Baxter International has submitted a biologics license application (BLA) to the US Food and Drug Administration (FDA) for the approval of a recombinant antihemophilic porcine sequence factor VIII called 'OBI-1' for the treatment of patients with acquired hemophilia A.
The submission is based on a global, prospective, multi-center Phase II/III open label clinical trial, which assessed the efficacy and safety of OBI-1 in the treatment of serious bleeds in adults with acquired hemophilia A.
During the trial, patients (N=18) with a serious bleed were administered with an initial dose of OBI-1 (200 units per kilogram), followed by additional doses based on their personal profiles, including clinical evaluations and target factor VIII activity levels.
The primary efficacy endpoint of the trial was defined by clinical assessment as effective or partially effective control of bleeding and FVIII activity levels at 24 hours after the start of OBI-1therapy.
According to the company, all patients in the trial responded positively (14 effective / 4 partially effective) in the first 24 hours, based on clinical assessment and FVIII activity levels.
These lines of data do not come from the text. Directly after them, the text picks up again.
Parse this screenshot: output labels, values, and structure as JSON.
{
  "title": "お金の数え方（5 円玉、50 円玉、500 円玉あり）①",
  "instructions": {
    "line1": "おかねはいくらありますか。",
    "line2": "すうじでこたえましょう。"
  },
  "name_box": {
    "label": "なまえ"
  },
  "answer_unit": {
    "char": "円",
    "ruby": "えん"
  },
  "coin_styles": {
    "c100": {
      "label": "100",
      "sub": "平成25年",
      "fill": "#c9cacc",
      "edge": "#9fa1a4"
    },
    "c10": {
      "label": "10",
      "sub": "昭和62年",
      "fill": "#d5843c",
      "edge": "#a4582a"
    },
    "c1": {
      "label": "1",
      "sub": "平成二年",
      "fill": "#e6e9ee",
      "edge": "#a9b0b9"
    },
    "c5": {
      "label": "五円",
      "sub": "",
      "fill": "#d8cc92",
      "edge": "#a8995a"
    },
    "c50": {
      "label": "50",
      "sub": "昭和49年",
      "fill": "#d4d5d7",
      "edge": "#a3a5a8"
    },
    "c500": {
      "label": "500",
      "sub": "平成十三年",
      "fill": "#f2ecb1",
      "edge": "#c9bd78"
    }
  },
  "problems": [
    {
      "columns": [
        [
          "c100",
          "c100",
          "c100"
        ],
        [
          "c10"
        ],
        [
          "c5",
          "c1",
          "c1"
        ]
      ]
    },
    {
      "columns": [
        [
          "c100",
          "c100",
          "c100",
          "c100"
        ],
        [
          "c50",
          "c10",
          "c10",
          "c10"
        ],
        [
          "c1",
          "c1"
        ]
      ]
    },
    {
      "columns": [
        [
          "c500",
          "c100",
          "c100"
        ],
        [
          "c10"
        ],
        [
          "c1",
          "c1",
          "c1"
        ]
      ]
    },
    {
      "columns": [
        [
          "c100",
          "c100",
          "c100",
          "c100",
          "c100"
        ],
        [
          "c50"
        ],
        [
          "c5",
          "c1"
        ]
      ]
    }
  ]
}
Tulane University associate professor of Medicine and Pediatrics Rebecca Kruse-Jarres said the results showed that all patients in the trial experienced a positive response to treatment with OBI-1 within 24 hours of initiation of care.
"These are promising results for a patient population that would benefit from a treatment option that provides temporary FVIII replacement and measurement of FVIII levels," Kruse-Jarres said.
The company said that no treatment-related serious adverse events were reported in the trial, but non-serious mild adverse events related to treatment were observed in two of 18 patients, who developed anti-porcine inhibitors to OBI-1.